What I heard is that 6000 was the sweet spot for AMD atm
I realized I am **** near illiterate on DDR5 settings and AM5, so I did some googling.
I found
this test at Techpowerup to be the most helpful.
So, definitions:
FCLK: The Clock speed of the Fabric that connects the chiplets on the package.
UCLK: The Clock speed of the Uncore or I/O die which notably includes the memory controller.
MCLK: The RAM clocks in Mhz (will be half of the MT/s figure because DDR)
Apparently previously (on AM4) AMD used to recommend running FCLK : UCLK : MCLK at 1:1:1, but with AM5, they now recommend just letting FCLK float at auto, and running UCLK and MCLK at 1:1.
UCLK is typically stable up to 3000Mhz but can get difficult to get stable above that. (which probably explains the DDR5-6000 recommendation) but there are gains to be had if you can get your UCLK stable above 3000.
According to that test, the following configurations seem to trade blows depending on workload/title:
DDR MT/s | MCLK | UCLK | FCLK |
DDR5-6400 | 3200 Mhz | 3200 Mhz (1:1) | 2100 Mhz (Auto) |
DDR5-7200 | 3600 Mhz | 1800 Mhz (1:2) | 2100 Mhz (Auto) |
DDR5-8000 | 4000 Mhz | 2000 Mhz (1:2) | 2100 Mhz (Auto) |
They did this test on a Ryzen 9-9950x
I clicked through like 20 pages of results, only to find that there was no clear winner between these three.
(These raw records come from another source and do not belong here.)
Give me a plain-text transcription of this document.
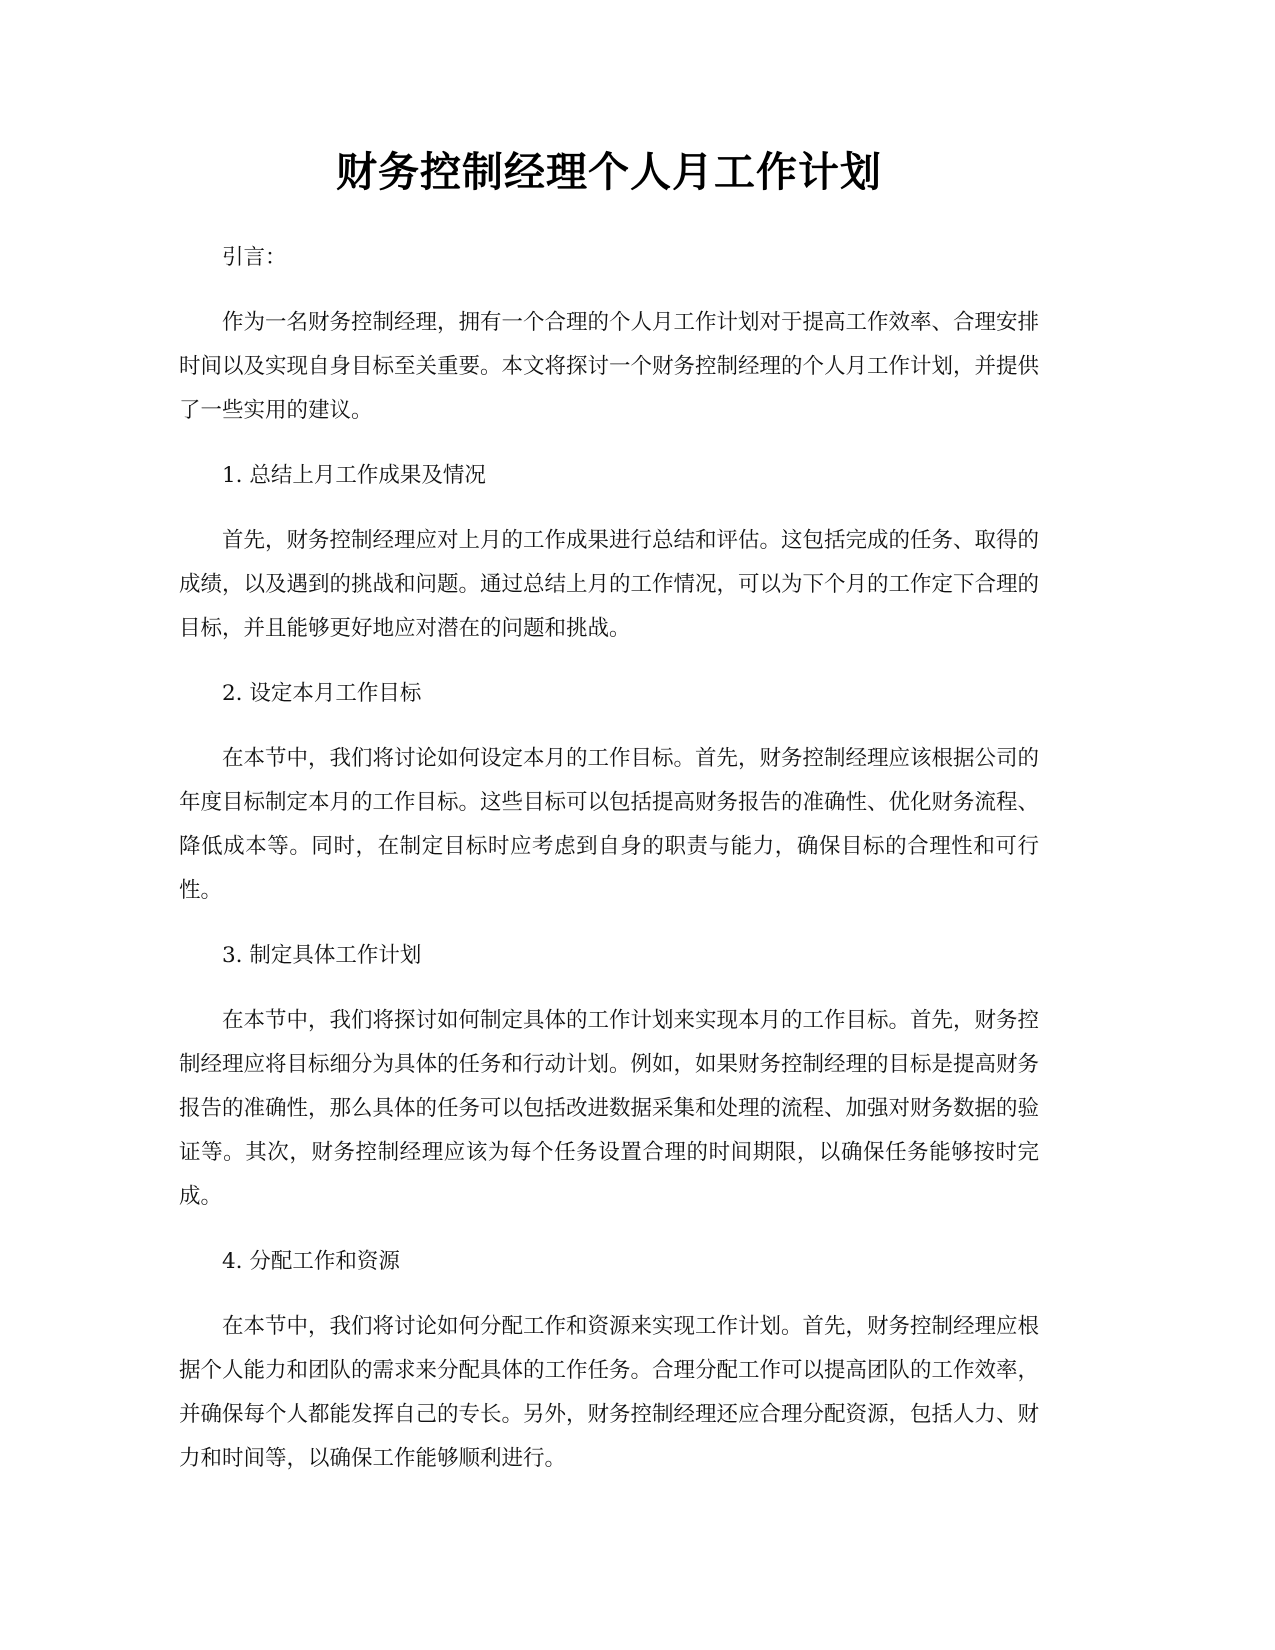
财务控制经理个人月工作计划

引言：

作为一名财务控制经理，拥有一个合理的个人月工作计划对于提高工作效率、合理安排时间以及实现自身目标至关重要。本文将探讨一个财务控制经理的个人月工作计划，并提供了一些实用的建议。

1. 总结上月工作成果及情况

首先，财务控制经理应对上月的工作成果进行总结和评估。这包括完成的任务、取得的成绩，以及遇到的挑战和问题。通过总结上月的工作情况，可以为下个月的工作定下合理的目标，并且能够更好地应对潜在的问题和挑战。

2. 设定本月工作目标

在本节中，我们将讨论如何设定本月的工作目标。首先，财务控制经理应该根据公司的年度目标制定本月的工作目标。这些目标可以包括提高财务报告的准确性、优化财务流程、降低成本等。同时，在制定目标时应考虑到自身的职责与能力，确保目标的合理性和可行性。

3. 制定具体工作计划

在本节中，我们将探讨如何制定具体的工作计划来实现本月的工作目标。首先，财务控制经理应将目标细分为具体的任务和行动计划。例如，如果财务控制经理的目标是提高财务报告的准确性，那么具体的任务可以包括改进数据采集和处理的流程、加强对财务数据的验证等。其次，财务控制经理应该为每个任务设置合理的时间期限，以确保任务能够按时完成。

4. 分配工作和资源

在本节中，我们将讨论如何分配工作和资源来实现工作计划。首先，财务控制经理应根据个人能力和团队的需求来分配具体的工作任务。合理分配工作可以提高团队的工作效率，并确保每个人都能发挥自己的专长。另外，财务控制经理还应合理分配资源，包括人力、财力和时间等，以确保工作能够顺利进行。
They almost seemingly randomly traded blows near the top, though I think the DDR5-6400 one was closer to the top on the type of things I do more, but that may just be in my head.
So the question is what to do if you are buying into the platform and don't know if you will win the I/O Die silicon lottery and be able to hit a 3200 UCLK. I guess one could buy DDR5-6400 ram, and just clock it down to 6000 if the uncore can't be coaxed to do, but then you won't get help from EXPO (Apparently AMD's new alternative to XMP?) to hit the subtimings and have to go in there and tinker yourself.
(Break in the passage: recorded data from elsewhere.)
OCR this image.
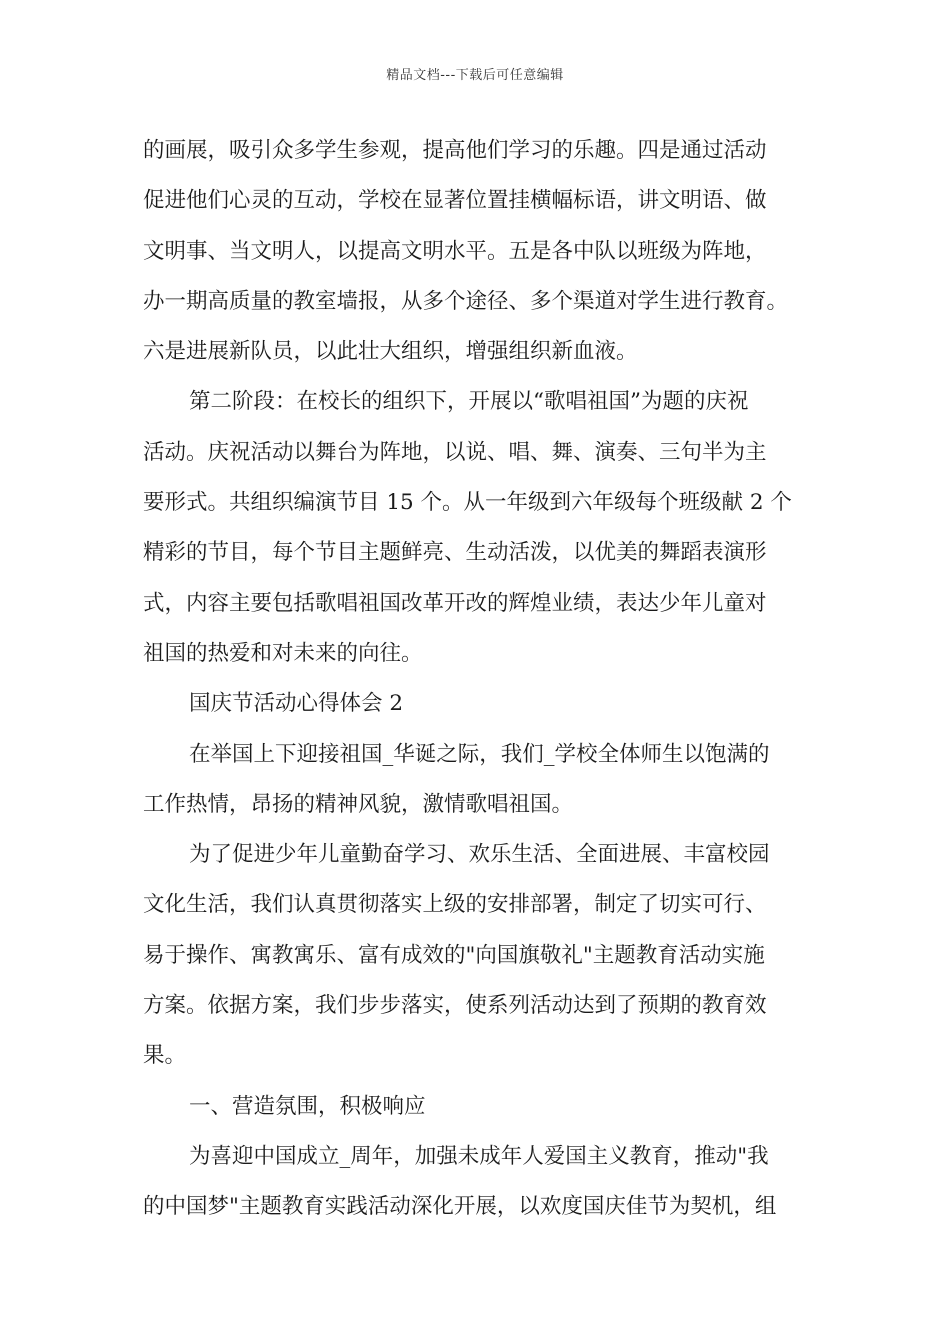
精品文档---下载后可任意编辑
的画展，吸引众多学生参观，提高他们学习的乐趣。四是通过活动
促进他们心灵的互动，学校在显著位置挂横幅标语，讲文明语、做
文明事、当文明人，以提高文明水平。五是各中队以班级为阵地，
办一期高质量的教室墙报，从多个途径、多个渠道对学生进行教育。
六是进展新队员，以此壮大组织，增强组织新血液。
第二阶段：在校长的组织下，开展以“歌唱祖国”为题的庆祝
活动。庆祝活动以舞台为阵地，以说、唱、舞、演奏、三句半为主
要形式。共组织编演节目 15 个。从一年级到六年级每个班级献 2 个
精彩的节目，每个节目主题鲜亮、生动活泼，以优美的舞蹈表演形
式，内容主要包括歌唱祖国改革开改的辉煌业绩，表达少年儿童对
祖国的热爱和对未来的向往。
国庆节活动心得体会 2
在举国上下迎接祖国_华诞之际，我们_学校全体师生以饱满的
工作热情，昂扬的精神风貌，激情歌唱祖国。
为了促进少年儿童勤奋学习、欢乐生活、全面进展、丰富校园
文化生活，我们认真贯彻落实上级的安排部署，制定了切实可行、
易于操作、寓教寓乐、富有成效的"向国旗敬礼"主题教育活动实施
方案。依据方案，我们步步落实，使系列活动达到了预期的教育效
果。
一、营造氛围，积极响应
为喜迎中国成立_周年，加强未成年人爱国主义教育，推动"我
的中国梦"主题教育实践活动深化开展，以欢度国庆佳节为契机，组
Or do you just assume you'll never hit a UCLK of 3200, and just buy DDR5-6000 RAM and be happy with EXPO working and not having the headache of tinkering with all the memory subtimings....
Or one could just go for DDR5-8000, use a 1:2 divider between the MCLK and UCLK and thus a clean 2000Mhz on the UCLK, but may not fully take advantage of your floating auto setting on the FCLK if it goes above 2000 (which it did for the reviewer).
I hear many people say that DDR5-8000 loses some performance due tot he more relaxed timings, but I don't think that is the case. You can get DDR5-8000 with a CAS latency of 36 clock cycles, but since the clock is so much faster at 8000, that is equivalnet to 6400/8000*36=28.8 at DDR5-6400, which is actually lower than the lowest CAS latency DDR5-6400 sticks I can find anywhere. (lowest I can find is CAS=30).
I think any performance loss here is more likely due to a lack of full utilization of the FLCK,
if it automatically goes to 2100, which it did for the reviewers system.
So maybe, just maybe, we should get some cheap garbage ram, test where the FCLK lands at auto, and then buy the lowest CAS latency RAM we can find at FCLK * 4 ?
(DDR5-8000 if FCLK=2000
or DDR5-8400 if FCLK=2100)?
That said, the lowest CAS latency I can find at DDR5-8400 is 40. That's equivalent to 30.47 at 6400, so a slight timing penalty there...
Who the hell knows.
There do seem to be several options for DDR5-8200 with a CL of 38. That lands you at a DDR5-64000 equivalency of 29.6. Maybe that splits the difference between all of them? I mean, that presumes you can get the RAM stable that fast to begin with. And it probably gets pretty hot if you run it there...
Timings seem to scale with clock speed up to ~DDR5-8200 judging by what I ca find for sale, above that, things look like they start to fall apart rather quickly on the timings side, so the DDR5-8400 idea may not be the best, at least not until better RAM comes out.
I mean, really, between any of these configurations the difference is +/- 1% or so in most tests, so it really doesn't amount to much anyway, unless one uses something slower than the three options above.